Wednesday, 5 August 2009

boys mixed with chocolate.

Blood red, chocolate pancakes, dark haired boys, hot pink bedroom...put them all together. Serve your dark haired boy these chocolate pancakes in your hot pink bedroom you two share, while his nose bleeds blood red.
Or have your boy make chocolate pancakes in your hot pink kitchen wearing a blood red velvet jacket and smoking a cigarette.

Chocolate Griddle Cakes with Chocolate Sauce

Gourmet | January 2004

For sauce
  • 1 cup heavy cream
  • 7 oz fine-quality bittersweet chocolate (not unsweetened), finely chopped

For griddle cakes
  • 1/2 cup Dutch-process unsweetened cocoa powder
  • 1 1/4 cups all-purpose flour
  • 1 cup sugar
  • 1/2 teaspoon baking soda
  • 1/8 teaspoon salt
  • 2 whole large eggs
  • 1 large egg yolk
  • 3/4 cup well-shaken buttermilk
  • 1/4 cup vegetable oil
  • 1 teaspoon vanilla
  • Unsalted butter for greasing griddle

Preparation

Make sauce:
Bring cream to a boil in a 1-quart saucepan, then pour hot cream over chocolate in a bowl, gently whisking until smooth. Keep warm or at room temperature.

Make griddle cakes:
Sift together cocoa, flour, sugar, baking soda, and salt into a large bowl, then whisk in eggs, yolk, buttermilk, oil, and vanilla until combined well.
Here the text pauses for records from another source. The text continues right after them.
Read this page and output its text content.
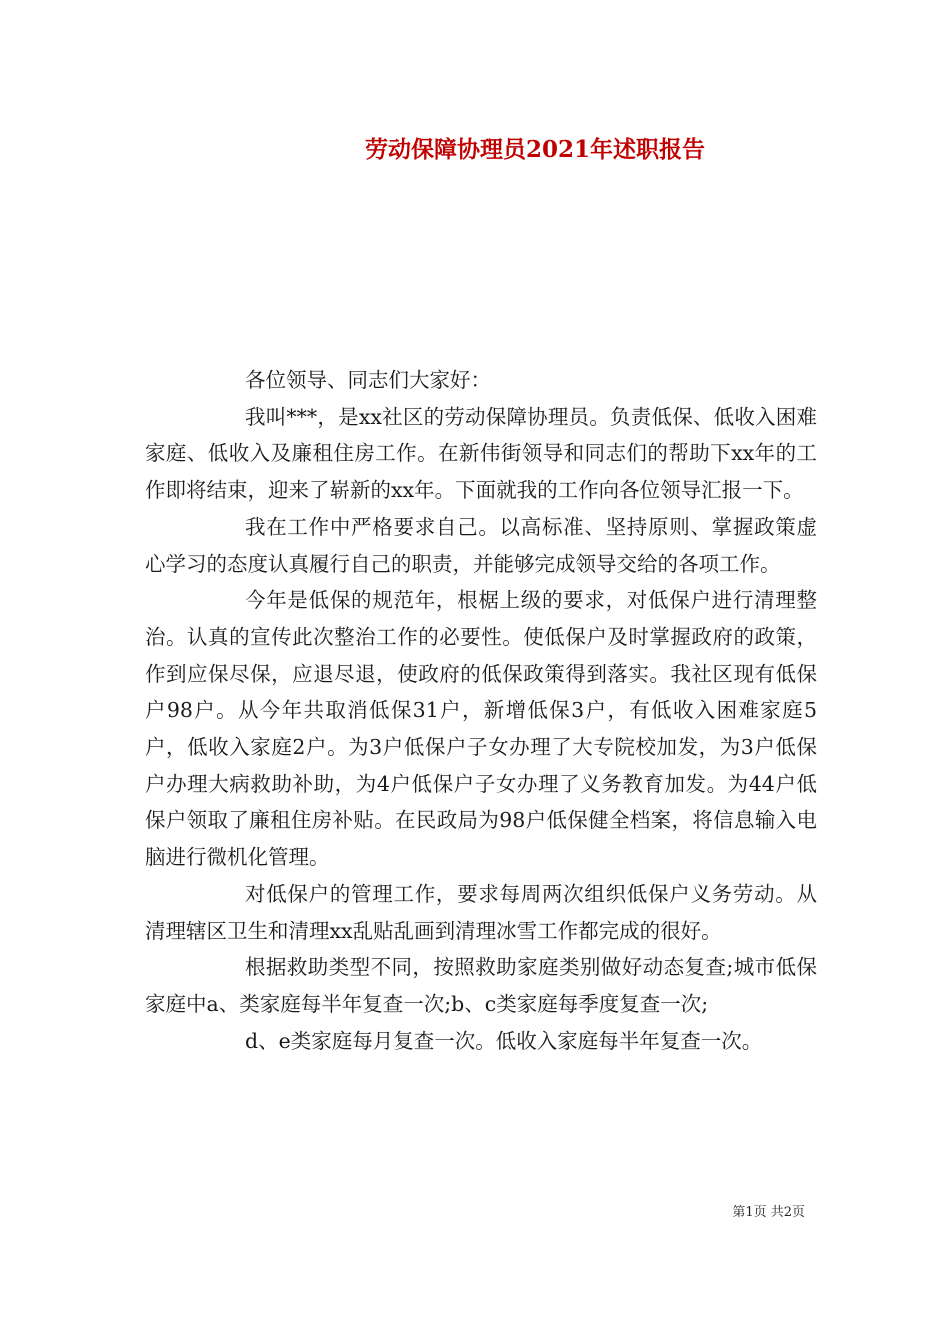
劳动保障协理员2021年述职报告

各位领导、同志们大家好：

我叫***，是xx社区的劳动保障协理员。负责低保、低收入困难家庭、低收入及廉租住房工作。在新伟街领导和同志们的帮助下xx年的工作即将结束，迎来了崭新的xx年。下面就我的工作向各位领导汇报一下。

我在工作中严格要求自己。以高标准、坚持原则、掌握政策虚心学习的态度认真履行自己的职责，并能够完成领导交给的各项工作。

今年是低保的规范年，根椐上级的要求，对低保户进行清理整治。认真的宣传此次整治工作的必要性。使低保户及时掌握政府的政策，作到应保尽保，应退尽退，使政府的低保政策得到落实。我社区现有低保户98户。从今年共取消低保31户，新增低保3户，有低收入困难家庭5户，低收入家庭2户。为3户低保户子女办理了大专院校加发，为3户低保户办理大病救助补助，为4户低保户子女办理了义务教育加发。为44户低保户领取了廉租住房补贴。在民政局为98户低保健全档案，将信息输入电脑进行微机化管理。

对低保户的管理工作，要求每周两次组织低保户义务劳动。从清理辖区卫生和清理xx乱贴乱画到清理冰雪工作都完成的很好。

根据救助类型不同，按照救助家庭类别做好动态复查;城市低保家庭中a、类家庭每半年复查一次;b、c类家庭每季度复查一次;

d、e类家庭每月复查一次。低收入家庭每半年复查一次。

第1页 共2页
Heat a griddle or nonstick skillet over moderately low heat and lightly coat with butter.

Working in batches of 2 or 3, pour 1/4 cup batter per cake onto hot griddle and cook until bubbles appear on surface, 1 to 2 minutes. Flip cakes with a large spatula and cook until tops spring back when pressed gently, about 1 minute more. Transfer to a plate and loosely cover with foil to keep warm. Add 1/2 teaspoon butter to griddle between batches.

Serve cakes in stacks, topped with chocolate sauce.